Paylaş
Hiç fark etmedi sağlığıyla oynananlar. Onlar ucuz diye gittiler aldılar köftelerini...
Bakanlıktan köftelerinde domuz eti çıkan firmayla ilgili açıklama geldi.
Bir sürü şubesi olan Köfteci Yusuf çıktı o marka.
Ve markanın sahibi Yusuf Bey hızlıca bir açıklama yaptı:
“Ben garip bir kuşum. Yanımda çalışan 12 bin kişinin alnına leke sürdürmeyeceğim. İyiler her zaman kazanır.”
Yahu kardeşim ne alakası var yanındaki 12 bin kişiyle, iyiler, kötülerle...
Sen zaten kaybettin.
Haberin var veya yok günahını almayayım ama haberin olması lazımdı böyle bir durumdan!
Yaptığın açıklama da tamamen suçluların savunmasıdır.
Keşke hiç girmeseydin bu toplara.
Susup otursaydın inan daha gururlu bir hareket olurdu.
Lahmacuna dikkat
En çok hile yapılan yiyeceklerin başında lahmacun geliyormuş.
Zaten bakanlığın insan sağlığını tehlikeye atan yiyecekler listesinin de başını çekiyor lahmacun.
Artık öyle bir devirdeyiz ki, iki kere dikkat etmemiz lazım her şeye.
Mesela “Bu fiyata lahmacun mu olur” diye kızıyorduk ya bazı yerlere, kızmayacağız, haklıymış adamlar.
“100 liranın altında satılan lahmacunu yemeyin” diyorlar artık.
Yani olur da 50-60 liralara lahmacun görürseniz anlayın ki o işin içinde bir şeyler var.
Artık domuz eti mi, kanatlı mı, soya fasulyesi mi kullanıyorlar bilemem ama mutlaka var bir şeyler.
Tüm sevdiğimiz şeylerle oynuyorlar, gel de çıldırma!
Daha saçma az şey duydum
Ferdi Tayfur’un kızı Tuğçe söylemiş sanırım.
Duydum da kulaklarıma inanamadım.
“Eskiden Ferdiciler, Müslümcüler vardı, artık Tuğçeciler ve Ferdiciler var” demiş.
Gülüyorum bu açıklamalara.
Ne demek Ferdiciler, Tuğçeciler...
Ferdi Tayfur öyle net bir kırmızı çizgidir ki, hafızasıdır bu toplumun.
Sevin sevmeyin, imzasını atmıştır ülkeye.
Yani hiçbir zaman “Tuğçeciler” olmayacak.
Bunu söylemek de bir garip ruh hali.
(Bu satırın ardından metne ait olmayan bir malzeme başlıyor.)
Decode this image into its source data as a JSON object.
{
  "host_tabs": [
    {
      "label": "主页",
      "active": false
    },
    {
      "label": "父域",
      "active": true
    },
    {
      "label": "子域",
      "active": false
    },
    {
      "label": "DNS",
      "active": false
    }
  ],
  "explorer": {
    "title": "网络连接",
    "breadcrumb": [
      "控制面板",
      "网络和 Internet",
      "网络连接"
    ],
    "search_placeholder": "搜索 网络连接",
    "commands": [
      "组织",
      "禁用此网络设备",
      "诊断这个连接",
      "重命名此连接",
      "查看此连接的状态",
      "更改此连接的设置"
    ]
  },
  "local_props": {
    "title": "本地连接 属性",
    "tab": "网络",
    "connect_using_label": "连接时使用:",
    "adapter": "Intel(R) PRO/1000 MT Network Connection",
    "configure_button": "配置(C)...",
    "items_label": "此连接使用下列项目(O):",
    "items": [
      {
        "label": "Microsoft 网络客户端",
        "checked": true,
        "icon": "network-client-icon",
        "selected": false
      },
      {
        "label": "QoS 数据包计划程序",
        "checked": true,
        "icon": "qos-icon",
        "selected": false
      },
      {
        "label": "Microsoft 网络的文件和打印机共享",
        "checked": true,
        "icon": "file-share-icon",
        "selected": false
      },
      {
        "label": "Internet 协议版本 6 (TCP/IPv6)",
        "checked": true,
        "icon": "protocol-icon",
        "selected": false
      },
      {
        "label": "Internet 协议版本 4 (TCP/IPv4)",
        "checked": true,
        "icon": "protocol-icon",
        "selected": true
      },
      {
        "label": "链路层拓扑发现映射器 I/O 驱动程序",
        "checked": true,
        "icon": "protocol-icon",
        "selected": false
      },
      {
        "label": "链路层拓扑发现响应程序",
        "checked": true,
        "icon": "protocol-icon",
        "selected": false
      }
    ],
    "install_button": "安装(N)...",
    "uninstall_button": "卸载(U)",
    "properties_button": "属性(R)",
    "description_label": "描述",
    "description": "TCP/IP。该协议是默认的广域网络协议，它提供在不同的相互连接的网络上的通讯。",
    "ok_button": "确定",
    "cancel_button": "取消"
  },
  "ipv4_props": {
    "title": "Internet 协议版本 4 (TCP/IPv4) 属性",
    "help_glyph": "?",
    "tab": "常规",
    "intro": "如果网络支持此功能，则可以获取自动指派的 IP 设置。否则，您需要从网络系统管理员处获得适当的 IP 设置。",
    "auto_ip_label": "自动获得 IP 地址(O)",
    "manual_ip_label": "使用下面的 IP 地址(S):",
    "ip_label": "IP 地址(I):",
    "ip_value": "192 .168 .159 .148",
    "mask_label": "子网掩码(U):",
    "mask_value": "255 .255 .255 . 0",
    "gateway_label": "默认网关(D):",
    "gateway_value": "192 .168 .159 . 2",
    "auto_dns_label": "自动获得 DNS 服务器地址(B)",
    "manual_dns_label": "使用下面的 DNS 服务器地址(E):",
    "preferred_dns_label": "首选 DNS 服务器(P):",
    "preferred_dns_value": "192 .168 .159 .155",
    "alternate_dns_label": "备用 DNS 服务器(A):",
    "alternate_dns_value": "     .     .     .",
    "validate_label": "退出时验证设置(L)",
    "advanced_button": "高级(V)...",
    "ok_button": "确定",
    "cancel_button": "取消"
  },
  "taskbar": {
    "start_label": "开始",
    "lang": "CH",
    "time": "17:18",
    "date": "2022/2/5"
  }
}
Nasıl bir cesaret ve özgüven!
Yahu adamın karşısına onun yaptıklarıyla baş edecek eserler koyarsın, milyonlar arkanda olur, konserlerin dolar taşar, dinlenme rekorları kırarsın, o zaman tamam derim.
Ama sırf babanla tartışmaya girdin, aran bozuldu diye kendini onun karşısına koyamazsın.
Gülerler insana.
Semti sevmek için bir sebep
Nişantaşı Topağacı’ndaki yılların Grey’i isim ve kabuk değiştirerek Recolte adını aldı.
Artık bir semt meyhanesi orası.
Gidip rahatça oturacağınız, fondaki müzikleri dinleyeceğiniz mezelerini deneyip yemeklerini yiyeceğiniz bir yer.
Ben bir kez değil, birkaç kez gittim oraya ve gitmeye de devam edeceğim.
Gitmeden anlaşılamayacak, kelimelerle pek anlatılamayacak bir huzura sahip Recolte.
Ben hiç halka kokoreççi olmadım ama şefin elinden çıkan bir halka kokoreçleri var deneyen derim.
Aynı şekilde köftesi, dolması denenmesi gereken lezzetleri.
Öyle süslenip püslenecek, “ne giyeceğim” kaygısına düşülecek bir yer değil.
Adı üstünde ‘semt’ mekânı orası.
O yüzden rahat rahat gidin.
Ayrıca fiyatları da çok dert etmeyin, çünkü makul fiyatları var.
Hesap gelince sürpriz, hesabı ödedikten sonra can sıkıntısı yok yani.